Yep. When I saw our initial quotas, they were at some weird arbitrary integer like 1838.
I would imagine AWS uses an algorithm which tracks your usage patterns to preemptively and silently increase your quota.
However, if you’re in a situation like us where we need to prescale our infrastructure in anticipation of a traffic spike, you’ll definitely want to make a request beforehand. If not, at least for the savings from Spot!
Monitoring and Alerting for EC2 vCPU Quotas
Lucky for you and I, we can easily set up monitoring and alerting for these quotas’ usage. So, I created a simple Terraform module to help us increase the quota and manage the CloudWatch alarms for us.
Basically, you pass in the quota value you desire for the service quota code you want and it will increase along with the CloudWatch alarm thresholds.
The underlying aws_servicequotas_service_quota resource sends a request increase, just like how you would do it through the console.
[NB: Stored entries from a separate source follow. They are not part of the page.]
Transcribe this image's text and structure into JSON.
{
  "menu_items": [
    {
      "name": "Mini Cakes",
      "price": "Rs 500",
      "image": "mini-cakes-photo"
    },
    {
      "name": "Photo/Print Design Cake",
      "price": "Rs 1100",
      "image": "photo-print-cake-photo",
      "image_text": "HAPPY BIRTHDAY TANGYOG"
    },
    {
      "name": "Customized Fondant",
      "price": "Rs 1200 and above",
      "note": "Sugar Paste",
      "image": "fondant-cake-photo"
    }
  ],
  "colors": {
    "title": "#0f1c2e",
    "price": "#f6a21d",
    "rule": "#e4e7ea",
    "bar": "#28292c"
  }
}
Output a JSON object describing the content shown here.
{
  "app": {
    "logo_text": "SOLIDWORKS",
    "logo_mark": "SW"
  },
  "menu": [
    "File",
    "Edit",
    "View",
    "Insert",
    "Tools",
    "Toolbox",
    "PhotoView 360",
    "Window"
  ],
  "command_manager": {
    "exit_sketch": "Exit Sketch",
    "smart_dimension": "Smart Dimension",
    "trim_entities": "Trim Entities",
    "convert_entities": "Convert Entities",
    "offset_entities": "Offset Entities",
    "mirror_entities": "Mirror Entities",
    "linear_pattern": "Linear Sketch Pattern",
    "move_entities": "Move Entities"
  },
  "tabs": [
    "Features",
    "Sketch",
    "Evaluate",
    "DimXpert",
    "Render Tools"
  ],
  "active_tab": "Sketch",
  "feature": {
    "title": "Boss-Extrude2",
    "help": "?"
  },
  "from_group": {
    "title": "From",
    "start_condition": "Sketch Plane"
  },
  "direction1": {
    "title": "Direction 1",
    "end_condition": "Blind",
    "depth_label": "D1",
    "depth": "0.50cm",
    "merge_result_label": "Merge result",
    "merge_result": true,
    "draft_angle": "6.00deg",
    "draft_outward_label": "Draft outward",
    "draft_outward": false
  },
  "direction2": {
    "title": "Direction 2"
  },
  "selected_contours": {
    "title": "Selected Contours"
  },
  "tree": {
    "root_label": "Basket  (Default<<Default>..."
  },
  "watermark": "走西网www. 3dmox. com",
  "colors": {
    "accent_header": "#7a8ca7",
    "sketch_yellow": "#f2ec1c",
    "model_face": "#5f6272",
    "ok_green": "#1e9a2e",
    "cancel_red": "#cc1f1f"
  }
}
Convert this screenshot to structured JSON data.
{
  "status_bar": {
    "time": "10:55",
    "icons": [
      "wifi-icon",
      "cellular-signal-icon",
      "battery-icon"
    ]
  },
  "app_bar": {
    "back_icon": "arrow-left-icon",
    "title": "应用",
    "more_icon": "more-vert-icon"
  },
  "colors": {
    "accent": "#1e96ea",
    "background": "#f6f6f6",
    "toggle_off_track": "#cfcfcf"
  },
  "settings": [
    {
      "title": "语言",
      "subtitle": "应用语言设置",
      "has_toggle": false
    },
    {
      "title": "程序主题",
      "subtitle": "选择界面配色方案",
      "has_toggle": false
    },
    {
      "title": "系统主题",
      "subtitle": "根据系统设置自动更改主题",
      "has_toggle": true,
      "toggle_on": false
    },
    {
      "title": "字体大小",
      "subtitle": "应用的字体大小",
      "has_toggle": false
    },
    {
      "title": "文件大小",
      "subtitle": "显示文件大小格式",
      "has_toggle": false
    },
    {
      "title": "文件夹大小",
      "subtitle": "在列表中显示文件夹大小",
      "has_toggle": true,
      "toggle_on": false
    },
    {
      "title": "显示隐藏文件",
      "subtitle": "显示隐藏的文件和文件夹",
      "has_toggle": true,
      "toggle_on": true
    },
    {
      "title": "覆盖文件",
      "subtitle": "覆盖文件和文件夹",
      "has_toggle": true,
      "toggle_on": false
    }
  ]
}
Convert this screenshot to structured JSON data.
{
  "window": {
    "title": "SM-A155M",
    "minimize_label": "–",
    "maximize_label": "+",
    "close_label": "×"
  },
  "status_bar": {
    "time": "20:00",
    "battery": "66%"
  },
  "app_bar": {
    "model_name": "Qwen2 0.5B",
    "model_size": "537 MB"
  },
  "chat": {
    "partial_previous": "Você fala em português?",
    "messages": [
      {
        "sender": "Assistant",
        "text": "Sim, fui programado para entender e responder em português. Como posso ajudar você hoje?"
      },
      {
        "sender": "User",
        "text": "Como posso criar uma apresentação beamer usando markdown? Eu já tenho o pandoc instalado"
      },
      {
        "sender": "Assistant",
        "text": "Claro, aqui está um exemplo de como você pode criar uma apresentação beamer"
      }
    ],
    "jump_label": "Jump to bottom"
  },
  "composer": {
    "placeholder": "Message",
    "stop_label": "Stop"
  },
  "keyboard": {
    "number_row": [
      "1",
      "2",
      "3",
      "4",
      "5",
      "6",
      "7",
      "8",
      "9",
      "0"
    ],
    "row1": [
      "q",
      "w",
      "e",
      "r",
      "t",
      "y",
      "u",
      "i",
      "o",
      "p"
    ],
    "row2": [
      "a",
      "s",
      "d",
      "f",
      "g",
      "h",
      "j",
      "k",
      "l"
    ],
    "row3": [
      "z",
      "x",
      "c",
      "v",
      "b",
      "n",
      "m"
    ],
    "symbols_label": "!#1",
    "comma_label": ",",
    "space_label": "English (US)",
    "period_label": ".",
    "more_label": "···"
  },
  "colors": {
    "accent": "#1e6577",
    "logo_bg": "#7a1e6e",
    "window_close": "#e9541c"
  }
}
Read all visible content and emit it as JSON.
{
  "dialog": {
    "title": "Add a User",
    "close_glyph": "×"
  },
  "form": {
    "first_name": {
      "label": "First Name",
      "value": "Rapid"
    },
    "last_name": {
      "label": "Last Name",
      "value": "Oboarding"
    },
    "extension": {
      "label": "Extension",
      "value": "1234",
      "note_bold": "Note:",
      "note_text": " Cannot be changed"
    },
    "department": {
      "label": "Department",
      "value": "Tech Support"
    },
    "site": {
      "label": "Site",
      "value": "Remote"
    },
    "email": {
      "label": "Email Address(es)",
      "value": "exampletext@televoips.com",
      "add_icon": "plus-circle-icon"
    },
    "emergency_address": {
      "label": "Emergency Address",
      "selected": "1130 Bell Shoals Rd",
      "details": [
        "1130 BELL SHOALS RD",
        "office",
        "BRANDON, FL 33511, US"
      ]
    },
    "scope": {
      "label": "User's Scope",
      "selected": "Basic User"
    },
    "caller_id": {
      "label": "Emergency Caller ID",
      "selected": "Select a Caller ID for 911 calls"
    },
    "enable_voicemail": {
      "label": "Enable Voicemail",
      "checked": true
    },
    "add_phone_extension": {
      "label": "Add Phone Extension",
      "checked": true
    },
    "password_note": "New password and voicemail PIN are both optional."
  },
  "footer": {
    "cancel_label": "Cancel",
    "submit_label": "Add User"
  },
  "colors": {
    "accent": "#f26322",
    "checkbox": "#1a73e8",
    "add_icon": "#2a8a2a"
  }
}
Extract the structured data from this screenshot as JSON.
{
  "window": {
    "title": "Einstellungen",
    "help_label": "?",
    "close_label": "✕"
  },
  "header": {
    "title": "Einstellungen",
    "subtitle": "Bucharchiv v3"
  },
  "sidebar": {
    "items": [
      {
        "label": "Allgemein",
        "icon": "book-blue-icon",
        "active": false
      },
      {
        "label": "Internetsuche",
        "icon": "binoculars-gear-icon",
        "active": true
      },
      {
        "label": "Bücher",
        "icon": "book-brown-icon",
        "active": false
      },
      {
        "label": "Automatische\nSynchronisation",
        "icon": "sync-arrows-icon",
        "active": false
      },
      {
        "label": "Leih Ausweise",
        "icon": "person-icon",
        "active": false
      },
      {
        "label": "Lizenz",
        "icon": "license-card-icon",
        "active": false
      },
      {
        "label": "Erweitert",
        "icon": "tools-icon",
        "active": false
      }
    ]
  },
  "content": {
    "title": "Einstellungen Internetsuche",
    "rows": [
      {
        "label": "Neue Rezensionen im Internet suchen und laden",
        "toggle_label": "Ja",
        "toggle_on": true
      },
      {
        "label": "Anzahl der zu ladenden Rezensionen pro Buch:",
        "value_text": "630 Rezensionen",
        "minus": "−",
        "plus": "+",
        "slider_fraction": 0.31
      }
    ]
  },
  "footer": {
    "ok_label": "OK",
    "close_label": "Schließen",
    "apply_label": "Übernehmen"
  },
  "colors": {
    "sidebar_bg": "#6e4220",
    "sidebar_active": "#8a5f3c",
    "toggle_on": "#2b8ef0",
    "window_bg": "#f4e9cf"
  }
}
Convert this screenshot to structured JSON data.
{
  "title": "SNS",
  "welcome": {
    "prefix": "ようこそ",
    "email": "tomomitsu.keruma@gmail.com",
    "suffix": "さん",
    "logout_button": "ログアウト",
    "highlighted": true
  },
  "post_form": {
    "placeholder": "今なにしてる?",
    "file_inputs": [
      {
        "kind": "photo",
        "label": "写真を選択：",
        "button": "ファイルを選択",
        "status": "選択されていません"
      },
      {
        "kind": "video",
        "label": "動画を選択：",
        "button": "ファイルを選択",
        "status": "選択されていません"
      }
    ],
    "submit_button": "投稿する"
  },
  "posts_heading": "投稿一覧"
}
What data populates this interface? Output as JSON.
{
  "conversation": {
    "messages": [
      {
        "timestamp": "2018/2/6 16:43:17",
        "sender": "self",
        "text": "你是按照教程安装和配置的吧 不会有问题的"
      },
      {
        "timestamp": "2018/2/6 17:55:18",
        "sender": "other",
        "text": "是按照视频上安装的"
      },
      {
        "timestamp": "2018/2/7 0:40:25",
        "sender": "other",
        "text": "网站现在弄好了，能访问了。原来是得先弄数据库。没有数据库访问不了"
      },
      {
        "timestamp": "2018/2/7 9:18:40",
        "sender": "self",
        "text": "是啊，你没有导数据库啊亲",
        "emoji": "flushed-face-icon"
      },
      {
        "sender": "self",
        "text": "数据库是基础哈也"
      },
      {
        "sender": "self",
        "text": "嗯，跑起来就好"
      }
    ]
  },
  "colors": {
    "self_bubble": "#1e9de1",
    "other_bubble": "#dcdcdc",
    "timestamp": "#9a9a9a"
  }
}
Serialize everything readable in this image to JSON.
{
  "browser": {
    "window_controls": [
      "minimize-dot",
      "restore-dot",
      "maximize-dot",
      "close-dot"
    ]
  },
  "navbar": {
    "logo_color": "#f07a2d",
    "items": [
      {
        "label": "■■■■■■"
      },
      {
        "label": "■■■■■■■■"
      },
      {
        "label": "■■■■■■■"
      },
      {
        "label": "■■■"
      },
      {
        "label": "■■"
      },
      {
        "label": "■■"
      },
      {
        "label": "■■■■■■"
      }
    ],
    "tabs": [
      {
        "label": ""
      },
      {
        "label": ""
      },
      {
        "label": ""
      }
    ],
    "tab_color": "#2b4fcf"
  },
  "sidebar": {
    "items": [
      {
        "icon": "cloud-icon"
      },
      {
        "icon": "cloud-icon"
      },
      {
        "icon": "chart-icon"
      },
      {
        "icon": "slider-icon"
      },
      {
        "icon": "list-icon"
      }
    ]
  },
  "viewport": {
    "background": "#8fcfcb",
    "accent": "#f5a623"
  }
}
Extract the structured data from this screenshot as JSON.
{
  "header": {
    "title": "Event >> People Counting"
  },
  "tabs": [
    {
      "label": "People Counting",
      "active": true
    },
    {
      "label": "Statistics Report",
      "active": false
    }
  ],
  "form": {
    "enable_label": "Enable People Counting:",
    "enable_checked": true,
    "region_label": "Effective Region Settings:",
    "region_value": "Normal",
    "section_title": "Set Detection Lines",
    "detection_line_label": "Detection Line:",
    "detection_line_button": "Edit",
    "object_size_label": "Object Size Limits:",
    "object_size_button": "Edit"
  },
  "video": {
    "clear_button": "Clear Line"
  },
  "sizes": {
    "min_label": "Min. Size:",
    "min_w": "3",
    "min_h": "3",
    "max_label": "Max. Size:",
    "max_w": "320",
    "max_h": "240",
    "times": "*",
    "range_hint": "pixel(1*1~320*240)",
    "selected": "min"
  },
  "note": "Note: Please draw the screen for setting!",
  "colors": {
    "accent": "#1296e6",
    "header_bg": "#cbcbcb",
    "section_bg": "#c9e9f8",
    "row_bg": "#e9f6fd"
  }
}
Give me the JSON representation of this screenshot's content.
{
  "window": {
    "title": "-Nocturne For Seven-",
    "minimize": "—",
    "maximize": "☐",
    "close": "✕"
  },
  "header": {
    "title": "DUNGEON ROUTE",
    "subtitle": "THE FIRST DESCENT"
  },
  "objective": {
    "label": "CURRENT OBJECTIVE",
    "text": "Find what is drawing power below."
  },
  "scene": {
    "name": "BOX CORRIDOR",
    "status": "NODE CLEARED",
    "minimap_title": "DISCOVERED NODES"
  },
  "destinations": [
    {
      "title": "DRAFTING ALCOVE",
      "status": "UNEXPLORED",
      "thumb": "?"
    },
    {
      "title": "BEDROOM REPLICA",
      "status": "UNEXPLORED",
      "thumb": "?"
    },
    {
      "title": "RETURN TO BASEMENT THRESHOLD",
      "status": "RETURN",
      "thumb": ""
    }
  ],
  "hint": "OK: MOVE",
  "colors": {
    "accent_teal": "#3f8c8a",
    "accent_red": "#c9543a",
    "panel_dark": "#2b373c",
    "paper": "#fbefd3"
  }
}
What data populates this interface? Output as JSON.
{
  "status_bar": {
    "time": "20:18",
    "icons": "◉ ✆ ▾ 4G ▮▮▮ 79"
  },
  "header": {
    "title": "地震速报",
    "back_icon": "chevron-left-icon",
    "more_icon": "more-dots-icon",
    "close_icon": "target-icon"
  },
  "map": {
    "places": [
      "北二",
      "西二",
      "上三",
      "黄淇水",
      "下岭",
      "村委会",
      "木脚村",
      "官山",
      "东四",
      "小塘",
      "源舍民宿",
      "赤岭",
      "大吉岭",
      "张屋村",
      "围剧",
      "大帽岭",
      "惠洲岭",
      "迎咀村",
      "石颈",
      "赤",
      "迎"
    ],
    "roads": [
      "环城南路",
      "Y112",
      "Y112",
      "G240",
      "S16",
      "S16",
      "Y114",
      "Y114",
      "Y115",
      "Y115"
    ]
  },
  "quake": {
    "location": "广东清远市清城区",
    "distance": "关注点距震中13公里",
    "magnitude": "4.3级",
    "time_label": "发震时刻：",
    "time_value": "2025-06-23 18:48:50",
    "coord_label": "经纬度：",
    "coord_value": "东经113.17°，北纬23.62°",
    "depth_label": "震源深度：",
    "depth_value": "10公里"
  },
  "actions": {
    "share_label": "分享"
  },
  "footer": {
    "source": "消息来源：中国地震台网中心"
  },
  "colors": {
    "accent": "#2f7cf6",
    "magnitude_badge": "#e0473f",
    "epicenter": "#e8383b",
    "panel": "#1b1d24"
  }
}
This means the quota isn’t increased immediately and only after the request has been approved.
I believe it’s better to update the CloudWatch alarms based on the variable input instead of the current value of the quota.
In our experience, the requests are always approved anyway, so it’s fine to increase the alarm thresholds preemptively.
Making the CloudWatch alarms use the current value means you will have to terraform apply
the state again after the quota has been approved.
That’s terrible DX.